The cupcakes were an easy save: cake balls.  They were actually a pretty ideal consistency for crumbling into… um, crumbs, and I just mashed it with some leftover cream cheese frosting.  I got a dozen little balls out of this and dipped half of them in melted Hershey’s milk chocolate and the other half in the never-ending supply I have of green candy coating.  I think I got the hang of making cake balls now that I figured out what tools work best and I’m pretty deft with the whole dunk/swirl/gently-yet-quickly-get-dipped-ball-off-stick-to-dry-on-tray-with-minimal-touching thing.  It took muuuuuuch less time than my first time w/the balls and I’m sure I’ll be a ball-dipping machine come fall for those wedding orders.  (TWSS!)  And there you have your basic reconstructed cake –> cake balls.
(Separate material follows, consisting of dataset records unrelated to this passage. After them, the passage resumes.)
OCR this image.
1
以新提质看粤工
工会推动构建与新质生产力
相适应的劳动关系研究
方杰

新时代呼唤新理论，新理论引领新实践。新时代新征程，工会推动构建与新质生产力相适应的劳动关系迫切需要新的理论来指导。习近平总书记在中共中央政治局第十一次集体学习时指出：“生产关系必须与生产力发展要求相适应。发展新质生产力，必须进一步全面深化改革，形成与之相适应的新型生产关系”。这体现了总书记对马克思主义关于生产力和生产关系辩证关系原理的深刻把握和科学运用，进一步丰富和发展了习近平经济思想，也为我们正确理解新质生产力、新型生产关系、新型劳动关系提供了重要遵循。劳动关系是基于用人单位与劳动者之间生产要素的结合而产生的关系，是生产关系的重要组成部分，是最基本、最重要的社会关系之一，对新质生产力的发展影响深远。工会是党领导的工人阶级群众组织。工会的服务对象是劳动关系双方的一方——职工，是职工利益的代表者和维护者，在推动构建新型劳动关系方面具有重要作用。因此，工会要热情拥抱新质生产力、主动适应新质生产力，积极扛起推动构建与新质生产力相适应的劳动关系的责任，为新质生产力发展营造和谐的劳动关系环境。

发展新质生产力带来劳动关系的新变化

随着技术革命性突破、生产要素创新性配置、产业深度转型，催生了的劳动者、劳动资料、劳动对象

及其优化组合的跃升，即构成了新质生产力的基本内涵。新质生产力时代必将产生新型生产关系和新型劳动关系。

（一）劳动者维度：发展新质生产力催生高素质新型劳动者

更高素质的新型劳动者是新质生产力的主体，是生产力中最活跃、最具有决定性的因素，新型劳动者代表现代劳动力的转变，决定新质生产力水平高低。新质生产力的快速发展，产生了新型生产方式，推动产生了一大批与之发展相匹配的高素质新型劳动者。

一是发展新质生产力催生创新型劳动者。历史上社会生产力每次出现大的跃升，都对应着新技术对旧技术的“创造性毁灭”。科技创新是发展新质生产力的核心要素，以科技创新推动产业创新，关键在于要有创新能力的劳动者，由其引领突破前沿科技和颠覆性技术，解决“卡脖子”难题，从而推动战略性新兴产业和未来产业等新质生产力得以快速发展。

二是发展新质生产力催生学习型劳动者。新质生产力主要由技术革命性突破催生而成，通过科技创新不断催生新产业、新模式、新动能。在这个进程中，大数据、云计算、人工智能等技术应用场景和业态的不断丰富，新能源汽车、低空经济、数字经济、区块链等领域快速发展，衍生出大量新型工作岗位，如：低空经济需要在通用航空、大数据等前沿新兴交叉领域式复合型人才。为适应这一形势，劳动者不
Now for the strawberries, there were so many options.  At first, I was thinking of making strawberry shortcake but then I’d have to bake the buttermilk biscuits and that would go against my “no baking” rule.  So I looked through my flour and spice collection and saw a box of rice flour I bought a while back from this Korean grocery store in LI.  (It’s a b*tch to get to though, and even then I still have to ask my sister to smuggle me some goods from Manhattan’s Chinatown b/c this place doesn’t have much in terms of Viet ingredients).  I’ve been meaning to make mochi, so I decided it would be good to try to test out strawberry mochi.  I chopped up 2 pints of strawberries into 1/4″ pieces and made a fresh compote for the filling.  I don’t know why, but I felt like throwing in some vanilla, rum, and rose water in the compote and now the whole house smells like roses.  I mixed in some drained liquid from the cooked compote to enhance the strawberry flavor in the mochi dough.  It was sooo sticky.  I kept coating my hands and the roller with powder so it wouldn’t stick to everything, and that probably changed the whole consistency.  This was definitely an experiment.  I mean, it IS pretty unconventional and non-traditional b/c I didn’t use red bean or green tea filling, but hey, what the hell, you can’t die from eating it and personally I thought it tasted good.

I had Vin try a test mochi ball while he was editing pics from a photo job.  Here’s how the exchange went down:

Me: Hey baby, you want to try a bite of the mochi?

Vin [eyeballs the pink ball in my hand like I just stuck an alien fetus in his face]: Uh… sure. [He takes a smaller bite than I thought he would.] …Interesting.

Me [I cock my head and raise my left eyebrow–it’s a reflex, I can’t help it–and blink @ him for a couple seconds]: You’ve HAD mochi before, right?

Vin: Uhhhh oh look, I was about to spell “Greene Ave” incorrectly for this caption…

[I blink @ him again, then quickly turn my heel and walk out of the room.]

Vin [calling out after me]: Yeah, I’ve had it before!  It tastes gummy… like edible gum… that you can eat…  [His voice trails off in the distance as I’m already back in the kitchen, sulking.]

PPPfffffttt.  Sorry, baby, but that was weak.  That was like, giving your wife the wrong answer when she asks, “Does this dress make me look fat?”… which, I can honestly say, I’ve never tricked Vin with that question with the intent of entrapment.  haha   Whatever, I’m just teasing…  he’s the best and most supportive taste tester ever <3  But I admit, “…interesting” was not what I wanted to hear. 

I decided to take a couple mochi balls into work to get better feedback.   It sounds like food snobbery, but well… some of my co-workers are Japanese and I’ll believe their critique over Vin’s on this one.  haha  I brought in a couple to one of the Admins and she was instantly impressed by their appearance (phew!).  I should probably disclose that she loves strawberries so maybe her opinion may be a LITTLE biased, but my co-worker was honest.  She said that my “homework was to make the mochi dough a little stickier”, but other than that they were “really good!”, she liked the flavor combination, and she said they looked really nice considering I don’t have a mochi machine (I wasn’t aware these things existed  haha)  Yay!  It wasn’t a terrible review @ all!